Note that in both of the above cases, there was no corresponding increase in RAM used by hivemind from this re-partitioning of functionality, because hivemind stores its information on disk in a database.
As a result of the reduced memory requirements, an entire high-performance full API node can now be run on a single 64GB server, cutting costs by 50% or more (cloud service providers charge a significant premium for servers with large memory requirements, and while it was possible to split a full API node across two servers with less memory, this increased server maintenance costs).
Also, because of the speedups in hivemind’s API performance, that same lower cost server can now serve over 10 times the traffic that a single hivemind could previously be support. So in practice, between the reduced memory requirement and increased ability to serve API traffic, the overall cost of running Hive servers has been reduced by a factor of 20 or more.
To highlight the importance of this change, my recollection is that Steemit Inc was at one point spending over $90K per month to pay for leased servers on AWS (Amazon’s cloud platform).
Faster hivemind sync times
When someones wants to setup a new hivemind API node, they have to first fill it with data from the blockchain. This process is known as syncing, because you are synchronizing the data in the hivemind database to match that of historical data already stored in the blockchain blocks.
Previously, syncing a hivemind database was a multi-day process and this time only increased when we migrated more data from hived to hivemind, so we've also been working on increasing the speed at which hivemind syncs. We don't have final numbers yet, but we've already speeded up syncing by at least a factor of 3 (despite the increased amount of data being synced).
Making Hivemind easier to improve
Added database migration software
Hivemind stores its data in a SQL database. As we improve hivemind, it’s often necessary to change the way data is organized into tables in its database (the database “schema”). By tracking changes in the way this data is stored, we can sometimes upgrade existing installations of hivemind without requiring the database tables to be reorganized and refilled with data from scratch.
We added support for Alembic as a means of tracking and automatically making changes to a hivemind installation’s database when hivemind is upgraded. Alembic also supports rollbacks, allowing a database to be downgraded to a previous version, if a new version of Hivemind has problems that require reverting to a previous version of the Hivemind software.
Refactored Hivemind code base
A lot of source code in Hivemind was repeated in several places, with only small changes in each place, so we spent some time doing code refactoring.

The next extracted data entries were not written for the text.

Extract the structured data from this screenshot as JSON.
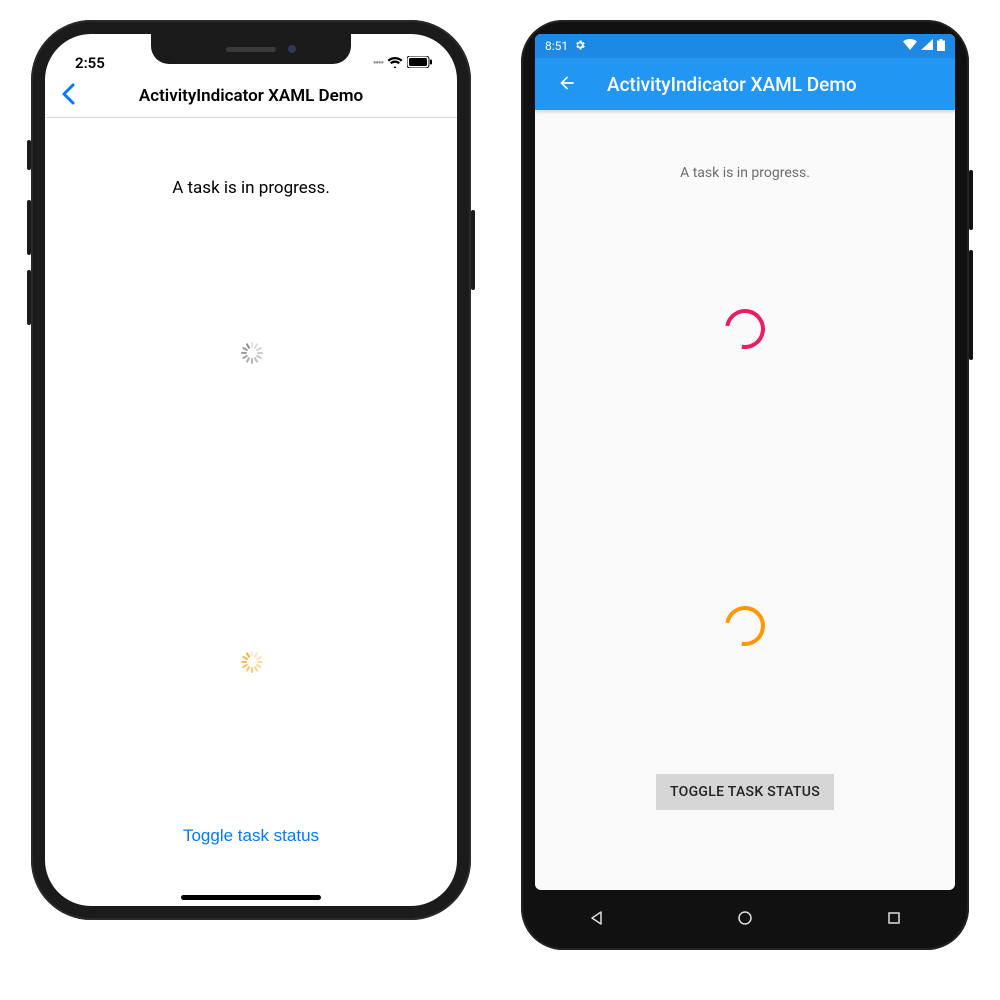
{
  "ios": {
    "status": {
      "time": "2:55"
    },
    "nav": {
      "title": "ActivityIndicator XAML Demo"
    },
    "content": {
      "task_label": "A task is in progress.",
      "spinner1_color": "#8e8e93",
      "spinner2_color": "#ffad33",
      "toggle_label": "Toggle task status"
    }
  },
  "android": {
    "status": {
      "time": "8:51"
    },
    "appbar": {
      "title": "ActivityIndicator XAML Demo"
    },
    "content": {
      "task_label": "A task is in progress.",
      "spinner1_color": "#e91e63",
      "spinner2_color": "#ff9800",
      "toggle_label": "TOGGLE TASK STATUS"
    }
  }
}
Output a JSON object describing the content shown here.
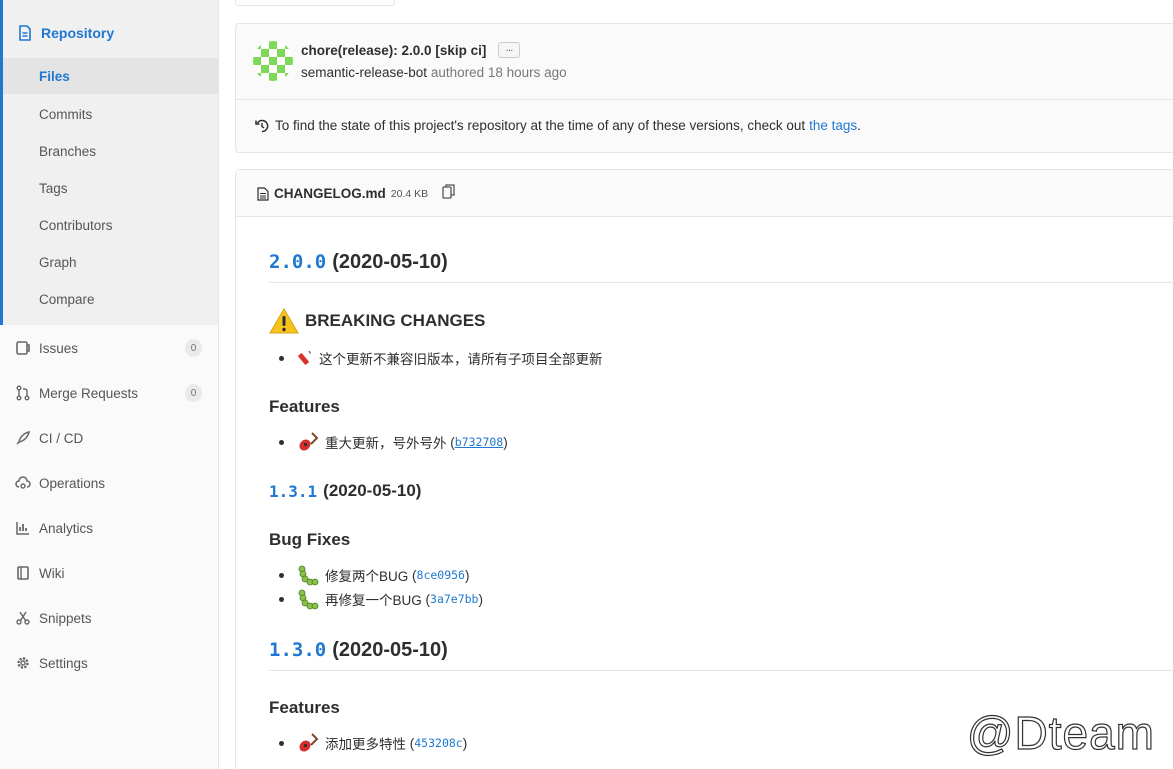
{
  "sidebar": {
    "repo_label": "Repository",
    "sub_items": [
      {
        "label": "Files"
      },
      {
        "label": "Commits"
      },
      {
        "label": "Branches"
      },
      {
        "label": "Tags"
      },
      {
        "label": "Contributors"
      },
      {
        "label": "Graph"
      },
      {
        "label": "Compare"
      }
    ],
    "items": [
      {
        "label": "Issues",
        "count": "0",
        "icon": "issues-icon"
      },
      {
        "label": "Merge Requests",
        "count": "0",
        "icon": "merge-request-icon"
      },
      {
        "label": "CI / CD",
        "icon": "rocket-icon"
      },
      {
        "label": "Operations",
        "icon": "cloud-gear-icon"
      },
      {
        "label": "Analytics",
        "icon": "chart-icon"
      },
      {
        "label": "Wiki",
        "icon": "book-icon"
      },
      {
        "label": "Snippets",
        "icon": "scissors-icon"
      },
      {
        "label": "Settings",
        "icon": "gear-icon"
      }
    ]
  },
  "commit": {
    "title": "chore(release): 2.0.0 [skip ci]",
    "more": "···",
    "author": "semantic-release-bot",
    "meta": "authored 18 hours ago",
    "tags_note": "To find the state of this project's repository at the time of any of these versions, check out",
    "tags_link": "the tags",
    "tags_tail": "."
  },
  "file": {
    "name": "CHANGELOG.md",
    "size": "20.4 KB"
  },
  "changelog": {
    "v200": {
      "version": "2.0.0",
      "date": "(2020-05-10)"
    },
    "breaking_heading": "BREAKING CHANGES",
    "breaking_item": "这个更新不兼容旧版本，请所有子项目全部更新",
    "features1_heading": "Features",
    "features1_item": "重大更新，号外号外",
    "features1_hash": "b732708",
    "v131": {
      "version": "1.3.1",
      "date": "(2020-05-10)"
    },
    "bugfix_heading": "Bug Fixes",
    "bugfix_items": [
      {
        "text": "修复两个BUG",
        "hash": "8ce0956"
      },
      {
        "text": "再修复一个BUG",
        "hash": "3a7e7bb"
      }
    ],
    "v130": {
      "version": "1.3.0",
      "date": "(2020-05-10)"
    },
    "features2_heading": "Features",
    "features2_item": "添加更多特性",
    "features2_hash": "453208c"
  },
  "watermark": "@Dteam",
  "colors": {
    "accent": "#1f78d1",
    "sidebar_bg": "#fafafa",
    "active_bg": "#e4e4e4"
  }
}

Code refactoring is the process of identifying common repeated blocks of code and consolidating that code to a single place. Code refactoring makes it easier to make future improvements to the code, because when code is repeated in many places, it’s easy to forget to make a change in each place (which results in software bugs).
Looking ahead
Now that we’ve moved more data over to hivemind, it becomes easier to add new API methods to look at that data in different ways. And since those API methods are written using Python and SQL, and the changes are isolated from the core blockchain code and can't impact the financial security of the network, it really expands the pool of available developers who can safely create custom API methods for Hive.
This ease of creation for new API methods, combined with the ability to create “custom_json” transactions, creates a world of possibilities for Hive-based applications (as an example, the splinterlands game play is implemented using custom_json transactions). And the increased performance of hivemind means it will be easier than ever to create apps that scale to large numbers of users. I plan to write a followup post soon that explores some of these possibilities more in depth, as I think this capability will play a central role in the future of Hive.